The lobster is an archivist. He likes collecting and sorting, mapping and ordering. All in the service of memory, of a serviceable history, of a more richly textured and mottled carapace.
Which is why he is so happy that Michael Swanwick and Theodora Goss-- two of the best writers of speculative fiction-- have each recently given us essays on half-forgotten but very important figures within our genre.
Swanwick reminds us how rare and powerful Lud-in-the-Mist is, the 1926 novel by Hope Mirrlees. See here for a link to his The Lady Who Wrote Lud-in-the-Mist.
Swanwick also reminds us how popular and influential James Branch Cabell was in the first half of the 20th century, probably the most popular anglophone writer of fantasy before Tolkien. See here for a link to Swanwick's What Can Be Saved From the Wreckage?; James Branch Cabell in the 21st Century.

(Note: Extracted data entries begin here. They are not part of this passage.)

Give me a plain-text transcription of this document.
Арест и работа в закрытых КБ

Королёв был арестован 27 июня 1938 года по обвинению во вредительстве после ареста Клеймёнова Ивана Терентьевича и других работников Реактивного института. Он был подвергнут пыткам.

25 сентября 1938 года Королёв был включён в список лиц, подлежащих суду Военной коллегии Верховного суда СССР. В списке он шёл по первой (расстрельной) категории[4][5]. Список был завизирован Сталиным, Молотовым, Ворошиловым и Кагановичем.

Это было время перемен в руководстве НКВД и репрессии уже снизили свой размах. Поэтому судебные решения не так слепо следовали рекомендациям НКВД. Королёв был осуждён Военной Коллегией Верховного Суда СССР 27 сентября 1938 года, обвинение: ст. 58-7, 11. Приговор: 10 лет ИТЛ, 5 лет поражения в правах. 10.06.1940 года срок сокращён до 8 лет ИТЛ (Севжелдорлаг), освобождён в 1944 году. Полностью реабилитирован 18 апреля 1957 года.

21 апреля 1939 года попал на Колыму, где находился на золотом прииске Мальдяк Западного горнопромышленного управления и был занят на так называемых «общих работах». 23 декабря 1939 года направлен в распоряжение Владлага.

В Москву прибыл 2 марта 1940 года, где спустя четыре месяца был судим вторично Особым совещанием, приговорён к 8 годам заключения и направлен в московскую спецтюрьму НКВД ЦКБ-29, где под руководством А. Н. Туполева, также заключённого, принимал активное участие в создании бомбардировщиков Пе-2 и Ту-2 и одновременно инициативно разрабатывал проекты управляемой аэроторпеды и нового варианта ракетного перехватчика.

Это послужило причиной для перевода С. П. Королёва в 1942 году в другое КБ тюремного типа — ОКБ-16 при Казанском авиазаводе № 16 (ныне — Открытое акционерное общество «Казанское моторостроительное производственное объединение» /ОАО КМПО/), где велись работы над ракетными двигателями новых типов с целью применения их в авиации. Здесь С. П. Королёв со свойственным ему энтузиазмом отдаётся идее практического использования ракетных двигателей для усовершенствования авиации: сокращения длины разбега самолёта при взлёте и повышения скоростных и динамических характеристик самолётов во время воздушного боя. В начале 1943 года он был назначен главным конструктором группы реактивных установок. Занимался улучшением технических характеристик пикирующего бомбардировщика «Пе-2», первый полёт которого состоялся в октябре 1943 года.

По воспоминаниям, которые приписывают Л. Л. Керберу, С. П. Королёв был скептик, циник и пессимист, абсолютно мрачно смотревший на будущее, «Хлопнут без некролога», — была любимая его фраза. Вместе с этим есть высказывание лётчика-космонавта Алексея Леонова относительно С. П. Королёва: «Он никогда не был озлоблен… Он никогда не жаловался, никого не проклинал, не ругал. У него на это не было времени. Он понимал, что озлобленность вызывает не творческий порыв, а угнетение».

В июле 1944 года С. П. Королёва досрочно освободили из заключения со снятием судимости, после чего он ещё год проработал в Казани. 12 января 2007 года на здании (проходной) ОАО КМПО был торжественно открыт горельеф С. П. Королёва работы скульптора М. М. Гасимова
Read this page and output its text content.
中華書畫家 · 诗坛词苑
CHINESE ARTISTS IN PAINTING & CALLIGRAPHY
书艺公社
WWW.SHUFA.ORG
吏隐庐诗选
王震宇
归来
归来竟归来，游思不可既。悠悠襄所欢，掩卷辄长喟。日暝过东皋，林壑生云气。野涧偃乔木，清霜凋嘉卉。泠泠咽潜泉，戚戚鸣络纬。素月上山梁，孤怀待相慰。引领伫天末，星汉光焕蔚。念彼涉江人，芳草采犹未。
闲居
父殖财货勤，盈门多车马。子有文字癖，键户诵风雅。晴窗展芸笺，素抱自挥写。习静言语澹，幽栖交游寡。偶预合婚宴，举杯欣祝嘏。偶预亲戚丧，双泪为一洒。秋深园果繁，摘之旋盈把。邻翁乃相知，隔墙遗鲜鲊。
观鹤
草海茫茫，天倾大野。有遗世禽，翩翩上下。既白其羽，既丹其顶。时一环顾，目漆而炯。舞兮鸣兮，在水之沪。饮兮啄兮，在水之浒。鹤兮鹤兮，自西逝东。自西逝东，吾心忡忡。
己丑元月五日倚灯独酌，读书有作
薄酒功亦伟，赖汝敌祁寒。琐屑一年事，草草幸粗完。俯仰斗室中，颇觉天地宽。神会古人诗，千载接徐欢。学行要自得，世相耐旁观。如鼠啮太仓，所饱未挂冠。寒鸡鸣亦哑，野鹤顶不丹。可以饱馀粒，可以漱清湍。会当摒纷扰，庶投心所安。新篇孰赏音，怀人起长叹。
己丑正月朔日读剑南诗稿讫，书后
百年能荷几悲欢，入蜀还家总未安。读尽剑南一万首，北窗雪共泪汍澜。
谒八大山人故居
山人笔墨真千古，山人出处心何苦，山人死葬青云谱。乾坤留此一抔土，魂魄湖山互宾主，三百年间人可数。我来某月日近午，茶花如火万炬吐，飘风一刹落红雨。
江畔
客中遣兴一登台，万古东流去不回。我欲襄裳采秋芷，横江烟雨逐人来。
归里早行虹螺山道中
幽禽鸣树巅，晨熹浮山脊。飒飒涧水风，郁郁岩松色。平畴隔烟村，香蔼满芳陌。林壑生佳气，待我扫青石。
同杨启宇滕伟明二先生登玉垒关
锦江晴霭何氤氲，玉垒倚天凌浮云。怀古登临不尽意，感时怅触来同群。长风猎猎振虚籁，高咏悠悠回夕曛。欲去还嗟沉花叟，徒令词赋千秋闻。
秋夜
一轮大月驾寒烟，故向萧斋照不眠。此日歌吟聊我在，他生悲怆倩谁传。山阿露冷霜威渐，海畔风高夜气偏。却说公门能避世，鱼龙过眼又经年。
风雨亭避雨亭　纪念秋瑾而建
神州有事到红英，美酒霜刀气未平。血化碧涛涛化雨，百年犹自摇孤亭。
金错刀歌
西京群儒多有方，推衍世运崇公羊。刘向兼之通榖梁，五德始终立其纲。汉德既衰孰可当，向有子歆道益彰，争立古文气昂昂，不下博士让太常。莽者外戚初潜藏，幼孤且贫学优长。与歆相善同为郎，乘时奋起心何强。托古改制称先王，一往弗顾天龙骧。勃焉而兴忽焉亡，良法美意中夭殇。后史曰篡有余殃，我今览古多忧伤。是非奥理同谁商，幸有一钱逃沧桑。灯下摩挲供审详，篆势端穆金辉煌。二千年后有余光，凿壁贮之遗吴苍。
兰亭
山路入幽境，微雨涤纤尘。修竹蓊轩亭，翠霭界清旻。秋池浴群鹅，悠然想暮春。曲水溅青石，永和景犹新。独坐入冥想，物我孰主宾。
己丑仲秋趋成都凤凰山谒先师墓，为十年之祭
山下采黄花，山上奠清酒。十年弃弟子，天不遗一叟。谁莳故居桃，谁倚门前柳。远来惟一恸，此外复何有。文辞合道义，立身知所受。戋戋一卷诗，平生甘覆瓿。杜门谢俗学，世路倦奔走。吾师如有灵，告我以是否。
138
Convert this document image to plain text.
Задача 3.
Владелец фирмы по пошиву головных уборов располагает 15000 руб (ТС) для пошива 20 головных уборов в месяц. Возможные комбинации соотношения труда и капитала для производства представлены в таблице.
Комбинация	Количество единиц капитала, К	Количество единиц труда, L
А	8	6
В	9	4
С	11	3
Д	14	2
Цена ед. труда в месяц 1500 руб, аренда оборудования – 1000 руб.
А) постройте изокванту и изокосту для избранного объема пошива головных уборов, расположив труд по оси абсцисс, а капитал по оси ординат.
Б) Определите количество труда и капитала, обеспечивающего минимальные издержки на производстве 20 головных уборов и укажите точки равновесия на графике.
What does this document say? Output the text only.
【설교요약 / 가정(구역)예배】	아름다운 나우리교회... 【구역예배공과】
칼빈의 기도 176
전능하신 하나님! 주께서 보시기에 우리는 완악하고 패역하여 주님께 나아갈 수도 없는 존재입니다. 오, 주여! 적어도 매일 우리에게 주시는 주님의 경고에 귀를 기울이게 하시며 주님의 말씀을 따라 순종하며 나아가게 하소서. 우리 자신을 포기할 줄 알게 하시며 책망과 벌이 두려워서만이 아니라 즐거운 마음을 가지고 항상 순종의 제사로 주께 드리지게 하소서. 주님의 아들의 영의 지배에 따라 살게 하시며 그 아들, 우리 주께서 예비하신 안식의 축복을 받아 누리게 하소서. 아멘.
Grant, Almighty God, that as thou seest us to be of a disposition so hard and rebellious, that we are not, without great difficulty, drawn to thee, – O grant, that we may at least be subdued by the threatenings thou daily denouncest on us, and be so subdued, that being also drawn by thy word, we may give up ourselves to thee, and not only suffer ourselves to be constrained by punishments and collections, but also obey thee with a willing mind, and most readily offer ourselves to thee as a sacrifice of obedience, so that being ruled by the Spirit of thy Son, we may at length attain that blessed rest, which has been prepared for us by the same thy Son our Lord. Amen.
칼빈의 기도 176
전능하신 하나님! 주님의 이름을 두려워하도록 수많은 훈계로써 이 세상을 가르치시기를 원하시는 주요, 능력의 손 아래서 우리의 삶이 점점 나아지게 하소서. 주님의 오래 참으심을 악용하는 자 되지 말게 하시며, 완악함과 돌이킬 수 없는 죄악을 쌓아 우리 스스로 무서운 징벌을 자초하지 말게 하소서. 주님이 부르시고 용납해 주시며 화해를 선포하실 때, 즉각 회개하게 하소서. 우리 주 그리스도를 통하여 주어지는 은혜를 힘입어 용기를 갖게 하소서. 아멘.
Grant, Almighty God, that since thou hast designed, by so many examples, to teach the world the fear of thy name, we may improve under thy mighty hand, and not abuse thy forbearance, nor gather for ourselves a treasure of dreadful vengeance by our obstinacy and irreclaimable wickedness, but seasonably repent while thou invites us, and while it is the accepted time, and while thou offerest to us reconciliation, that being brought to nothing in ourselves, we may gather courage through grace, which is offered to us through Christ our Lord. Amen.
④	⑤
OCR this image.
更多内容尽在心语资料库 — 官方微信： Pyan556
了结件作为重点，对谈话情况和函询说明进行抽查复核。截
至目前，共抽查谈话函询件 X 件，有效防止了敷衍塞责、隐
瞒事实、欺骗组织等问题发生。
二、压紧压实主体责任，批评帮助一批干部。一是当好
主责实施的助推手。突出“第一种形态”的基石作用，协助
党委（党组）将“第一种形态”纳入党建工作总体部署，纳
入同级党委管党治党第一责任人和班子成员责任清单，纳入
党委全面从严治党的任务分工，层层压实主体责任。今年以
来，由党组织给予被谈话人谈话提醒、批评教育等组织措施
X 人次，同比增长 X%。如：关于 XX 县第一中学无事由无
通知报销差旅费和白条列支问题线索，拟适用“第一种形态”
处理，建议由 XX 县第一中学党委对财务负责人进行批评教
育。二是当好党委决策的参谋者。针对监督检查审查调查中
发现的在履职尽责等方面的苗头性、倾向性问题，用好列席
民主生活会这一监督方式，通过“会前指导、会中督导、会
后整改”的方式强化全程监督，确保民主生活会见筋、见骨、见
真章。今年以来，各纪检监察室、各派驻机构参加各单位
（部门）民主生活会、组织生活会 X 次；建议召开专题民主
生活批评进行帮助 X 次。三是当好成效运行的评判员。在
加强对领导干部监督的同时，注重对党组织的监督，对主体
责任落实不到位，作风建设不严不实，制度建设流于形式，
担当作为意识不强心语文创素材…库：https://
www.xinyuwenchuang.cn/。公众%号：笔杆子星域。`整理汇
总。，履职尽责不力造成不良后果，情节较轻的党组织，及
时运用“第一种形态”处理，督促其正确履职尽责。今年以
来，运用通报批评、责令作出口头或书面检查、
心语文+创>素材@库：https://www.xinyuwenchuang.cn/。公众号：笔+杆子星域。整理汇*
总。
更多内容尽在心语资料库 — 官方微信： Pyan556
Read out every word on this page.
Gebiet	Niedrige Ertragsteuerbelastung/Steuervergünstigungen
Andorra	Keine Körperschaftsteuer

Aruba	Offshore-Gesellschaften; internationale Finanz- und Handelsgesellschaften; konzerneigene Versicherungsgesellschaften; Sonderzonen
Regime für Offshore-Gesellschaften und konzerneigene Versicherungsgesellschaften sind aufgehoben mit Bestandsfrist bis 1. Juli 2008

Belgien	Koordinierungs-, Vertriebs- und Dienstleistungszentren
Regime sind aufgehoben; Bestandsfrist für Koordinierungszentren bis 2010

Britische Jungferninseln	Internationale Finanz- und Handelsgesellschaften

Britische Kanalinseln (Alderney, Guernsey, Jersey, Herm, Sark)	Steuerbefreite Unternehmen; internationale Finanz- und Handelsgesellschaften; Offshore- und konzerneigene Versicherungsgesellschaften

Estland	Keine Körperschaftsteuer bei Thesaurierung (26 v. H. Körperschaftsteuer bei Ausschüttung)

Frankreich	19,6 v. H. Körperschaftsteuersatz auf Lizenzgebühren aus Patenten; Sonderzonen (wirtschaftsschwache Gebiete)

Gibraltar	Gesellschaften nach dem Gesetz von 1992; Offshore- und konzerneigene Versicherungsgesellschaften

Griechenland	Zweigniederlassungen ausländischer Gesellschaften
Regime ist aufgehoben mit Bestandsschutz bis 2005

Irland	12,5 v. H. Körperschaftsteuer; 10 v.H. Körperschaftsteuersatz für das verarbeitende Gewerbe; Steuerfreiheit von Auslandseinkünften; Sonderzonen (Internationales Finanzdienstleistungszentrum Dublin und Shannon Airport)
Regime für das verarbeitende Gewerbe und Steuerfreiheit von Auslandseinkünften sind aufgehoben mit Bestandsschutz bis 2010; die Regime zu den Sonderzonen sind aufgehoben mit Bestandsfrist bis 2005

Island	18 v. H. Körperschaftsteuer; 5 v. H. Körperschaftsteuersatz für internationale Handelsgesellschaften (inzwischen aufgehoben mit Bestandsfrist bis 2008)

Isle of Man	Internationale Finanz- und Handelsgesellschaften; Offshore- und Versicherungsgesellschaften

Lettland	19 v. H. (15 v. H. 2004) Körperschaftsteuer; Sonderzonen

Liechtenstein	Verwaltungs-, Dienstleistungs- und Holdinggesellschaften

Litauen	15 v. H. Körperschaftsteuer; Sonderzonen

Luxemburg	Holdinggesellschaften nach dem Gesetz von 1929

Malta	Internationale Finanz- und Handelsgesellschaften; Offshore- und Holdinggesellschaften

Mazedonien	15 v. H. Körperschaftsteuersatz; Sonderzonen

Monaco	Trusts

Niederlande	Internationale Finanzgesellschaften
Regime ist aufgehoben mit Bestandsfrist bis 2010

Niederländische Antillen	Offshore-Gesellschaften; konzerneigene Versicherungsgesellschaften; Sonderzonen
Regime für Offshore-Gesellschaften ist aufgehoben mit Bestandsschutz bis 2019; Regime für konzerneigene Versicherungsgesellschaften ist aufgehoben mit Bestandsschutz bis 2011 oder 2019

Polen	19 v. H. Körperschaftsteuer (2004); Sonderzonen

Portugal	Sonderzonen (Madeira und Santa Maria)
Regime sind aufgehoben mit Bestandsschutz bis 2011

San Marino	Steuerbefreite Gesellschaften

Goss surfaces fantastical themes in the writing of many poets in her Voices from Fairyland: The Fantastical Poems of Mary Coleridge, Charlotte Mew and Sylvia Warner Townsend. Here is a snippet from Goss's introduction:
"Coleridge, Mew, and Warner are only three examples of what I consider a broader phenomenon, the rest of the ice that must be present, underwater, when we see icebergs floating on a northern sea. That underwater ice is the tradition of women writing fantastical poetry. I will show you what I mean by focusing on one theme. Over and over again, women have written about witches." [Lobster added the highlighting.]